High-yield: Remember to account for ongoing losses in addition to the calculated deficit, and don't forget that the deficit calculation gives the volume of electrolyte-free water required.

Complications

  • Hypernatraemia: cerebral haemorrhage (acute), and cerebral oedema from over-rapid correction (the dangerous iatrogenic complication).
  • Untreated DI: severe dehydration, hypovolaemic shock.
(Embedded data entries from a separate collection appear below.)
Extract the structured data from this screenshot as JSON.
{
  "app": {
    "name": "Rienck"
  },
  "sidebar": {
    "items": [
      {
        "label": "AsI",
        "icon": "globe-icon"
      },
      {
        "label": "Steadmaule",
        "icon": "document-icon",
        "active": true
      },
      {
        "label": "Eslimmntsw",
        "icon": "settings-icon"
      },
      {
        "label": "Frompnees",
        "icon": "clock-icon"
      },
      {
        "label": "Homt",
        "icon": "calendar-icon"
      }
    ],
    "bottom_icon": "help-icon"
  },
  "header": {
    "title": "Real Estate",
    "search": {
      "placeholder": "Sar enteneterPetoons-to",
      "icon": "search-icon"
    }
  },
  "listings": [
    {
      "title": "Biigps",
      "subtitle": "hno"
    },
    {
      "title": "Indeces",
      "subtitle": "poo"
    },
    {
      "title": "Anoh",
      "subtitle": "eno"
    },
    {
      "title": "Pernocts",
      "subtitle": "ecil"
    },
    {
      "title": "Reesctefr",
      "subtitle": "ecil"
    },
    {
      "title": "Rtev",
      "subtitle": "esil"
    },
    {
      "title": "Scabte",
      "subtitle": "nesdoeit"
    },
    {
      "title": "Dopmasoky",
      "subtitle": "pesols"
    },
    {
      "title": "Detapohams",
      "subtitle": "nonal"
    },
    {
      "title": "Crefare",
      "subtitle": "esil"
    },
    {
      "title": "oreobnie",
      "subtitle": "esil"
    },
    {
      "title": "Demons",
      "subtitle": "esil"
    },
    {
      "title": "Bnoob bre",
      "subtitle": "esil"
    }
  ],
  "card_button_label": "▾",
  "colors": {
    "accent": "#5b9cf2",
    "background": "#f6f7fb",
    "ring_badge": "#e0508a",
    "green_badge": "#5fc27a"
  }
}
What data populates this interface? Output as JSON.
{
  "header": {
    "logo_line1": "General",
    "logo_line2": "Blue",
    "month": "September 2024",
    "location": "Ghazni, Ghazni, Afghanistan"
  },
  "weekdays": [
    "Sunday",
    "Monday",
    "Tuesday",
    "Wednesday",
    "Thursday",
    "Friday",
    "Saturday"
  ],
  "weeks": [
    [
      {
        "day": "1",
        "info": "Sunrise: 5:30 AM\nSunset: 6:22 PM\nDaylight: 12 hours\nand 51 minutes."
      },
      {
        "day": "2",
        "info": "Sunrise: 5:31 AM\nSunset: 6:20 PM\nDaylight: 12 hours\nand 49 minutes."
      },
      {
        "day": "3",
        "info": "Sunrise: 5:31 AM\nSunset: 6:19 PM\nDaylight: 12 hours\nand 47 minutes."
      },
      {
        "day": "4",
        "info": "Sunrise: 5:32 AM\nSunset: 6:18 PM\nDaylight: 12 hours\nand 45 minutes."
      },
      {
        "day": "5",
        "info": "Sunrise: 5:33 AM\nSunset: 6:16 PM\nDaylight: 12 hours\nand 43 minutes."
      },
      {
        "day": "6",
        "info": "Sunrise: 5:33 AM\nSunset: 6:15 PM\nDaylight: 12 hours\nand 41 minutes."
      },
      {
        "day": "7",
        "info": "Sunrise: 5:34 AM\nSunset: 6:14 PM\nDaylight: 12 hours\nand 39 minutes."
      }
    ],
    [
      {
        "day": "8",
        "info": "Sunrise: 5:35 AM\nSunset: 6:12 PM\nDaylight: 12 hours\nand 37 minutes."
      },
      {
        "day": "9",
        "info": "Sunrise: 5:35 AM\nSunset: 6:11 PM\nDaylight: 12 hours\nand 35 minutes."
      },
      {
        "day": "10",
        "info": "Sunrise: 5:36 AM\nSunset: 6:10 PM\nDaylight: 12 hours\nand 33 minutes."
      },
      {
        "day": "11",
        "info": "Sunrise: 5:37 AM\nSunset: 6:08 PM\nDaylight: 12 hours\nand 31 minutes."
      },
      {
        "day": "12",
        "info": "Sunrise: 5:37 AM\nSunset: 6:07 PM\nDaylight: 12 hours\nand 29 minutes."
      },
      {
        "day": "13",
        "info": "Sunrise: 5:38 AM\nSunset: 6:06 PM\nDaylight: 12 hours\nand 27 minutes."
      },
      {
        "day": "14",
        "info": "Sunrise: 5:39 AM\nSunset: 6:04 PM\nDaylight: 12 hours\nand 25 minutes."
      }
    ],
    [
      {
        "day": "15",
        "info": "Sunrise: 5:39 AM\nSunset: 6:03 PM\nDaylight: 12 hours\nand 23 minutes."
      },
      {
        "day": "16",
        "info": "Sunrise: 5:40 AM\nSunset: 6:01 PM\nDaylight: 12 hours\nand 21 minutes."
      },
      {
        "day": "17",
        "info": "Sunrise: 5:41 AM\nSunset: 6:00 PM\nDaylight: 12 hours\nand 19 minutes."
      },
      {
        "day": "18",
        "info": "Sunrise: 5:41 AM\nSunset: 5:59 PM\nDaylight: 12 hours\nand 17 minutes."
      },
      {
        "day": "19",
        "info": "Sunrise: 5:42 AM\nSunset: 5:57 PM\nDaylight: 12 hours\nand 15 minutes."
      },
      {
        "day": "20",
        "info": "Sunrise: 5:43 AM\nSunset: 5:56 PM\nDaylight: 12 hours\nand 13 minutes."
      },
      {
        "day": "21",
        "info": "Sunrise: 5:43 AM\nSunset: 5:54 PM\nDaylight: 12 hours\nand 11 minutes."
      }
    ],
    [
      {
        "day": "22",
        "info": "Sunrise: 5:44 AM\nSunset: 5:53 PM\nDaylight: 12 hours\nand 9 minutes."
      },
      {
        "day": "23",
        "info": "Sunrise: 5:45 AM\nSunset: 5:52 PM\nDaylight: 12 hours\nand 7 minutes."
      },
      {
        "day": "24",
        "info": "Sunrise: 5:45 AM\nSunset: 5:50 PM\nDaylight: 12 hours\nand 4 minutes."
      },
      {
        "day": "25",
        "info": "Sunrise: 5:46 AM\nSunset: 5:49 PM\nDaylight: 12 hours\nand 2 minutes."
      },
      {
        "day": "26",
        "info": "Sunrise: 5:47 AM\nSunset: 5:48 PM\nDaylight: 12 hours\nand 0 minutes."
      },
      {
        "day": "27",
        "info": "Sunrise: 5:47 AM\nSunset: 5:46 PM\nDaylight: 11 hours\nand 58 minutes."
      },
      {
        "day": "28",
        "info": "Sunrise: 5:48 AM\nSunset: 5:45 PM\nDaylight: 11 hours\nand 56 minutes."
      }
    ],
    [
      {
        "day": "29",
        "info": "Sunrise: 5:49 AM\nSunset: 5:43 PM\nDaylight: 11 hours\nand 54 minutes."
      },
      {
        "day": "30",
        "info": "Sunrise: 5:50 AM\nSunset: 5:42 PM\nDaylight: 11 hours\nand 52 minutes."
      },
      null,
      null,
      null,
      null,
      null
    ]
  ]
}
Recently asked / exam angle

  • Single-best-answer on urine osmolality: A euvolaemic patient with Na 122, low serum osm, urine osm 450, low uric acid → SIADH (and the malignancy to suspect is small cell lung cancer).
  • Correction-rate vignettes: chronic alcoholic with Na 110 corrected to 130 in 24 h who then develops dysarthria and quadriparesis after 4 days → osmotic demyelination syndrome; MRI shows central pontine signal change. Management of overcorrection = re-lower Na with 5% dextrose + DDAVP.
  • Drug associations: carbamazepine/SSRI → SIADH; lithium → nephrogenic DI; demeclocycline used to treat SIADH (induces nephrogenic DI).
  • Formula questions: Adrogué–Madias (hyponatraemia) and free-water deficit (hypernatraemia) are directly testable.
  • Neurosurgery patient with hyponatraemia + polyuria + hypovolaemiacerebral salt wasting, treat with salt and volume (NOT fluid restriction).
  • Hyperglycaemia correction factor (1.6 per 100 mg/dL) appears in DKA/HHS questions.
  • Vaptan facts: tolvaptan = V2 antagonist, aquaresis, 30-day hepatotoxicity limit, contraindicated in hypovolaemia.
  • Beer potomania / tea-and-toast with urine osm < 100 — a recurring "odd cause" stem.

Rapid revision

  1. Dysnatraemias are water problems; serum Na reflects water, not sodium content.
  2. Algorithm: serum osmolality → volume status → urine Na & urine osmolality.
  3. Hyperglycaemia = translocational (pseudo) hyponatraemia; add 1.6 mmol Na per 100 mg/dL glucose above 100.
  4. Urine osm < 100 in hyponatraemia → primary polydipsia / beer potomania; > 100 → ADH active (SIADH).
  5. SIADH = euvolaemia + low serum osm + concentrated urine + urine Na > 30–40 + low uric acid/urea; commonest tumour = small cell lung cancer.
  6. CSW vs SIADH: differ by volume status; CSW is hypovolaemic and needs salt + volume.
  7. Severe symptomatic hyponatraemia → 3% hypertonic saline 100–150 mL bolus, raise Na 4–6 mmol/L.
  8. Correction cap: ≤ 8–10 mmol/L/24 h (≤ 6–8 if high risk); overcorrection → osmotic demyelination syndrome (delayed 2–6 days, spastic quadriparesis, pontine MRI signal).
  9. Overcorrected? Re-lower with 5% dextrose + desmopressin.
  10. SIADH treatment: fluid restriction first; tolvaptan (V2 antagonist) for resistant cases — hospital start, < 30 days, hepatotoxic.
  11. Hypernatraemia = hypertonicity = water deficit; key test is urine osmolality; dilute urine → diabetes insipidus (lithium = commonest nephrogenic cause).
  12. Correct hypernatraemia ≤ 10 mmol/L/24 h with 5% dextrose/0.45% saline; too fast → cerebral oedema.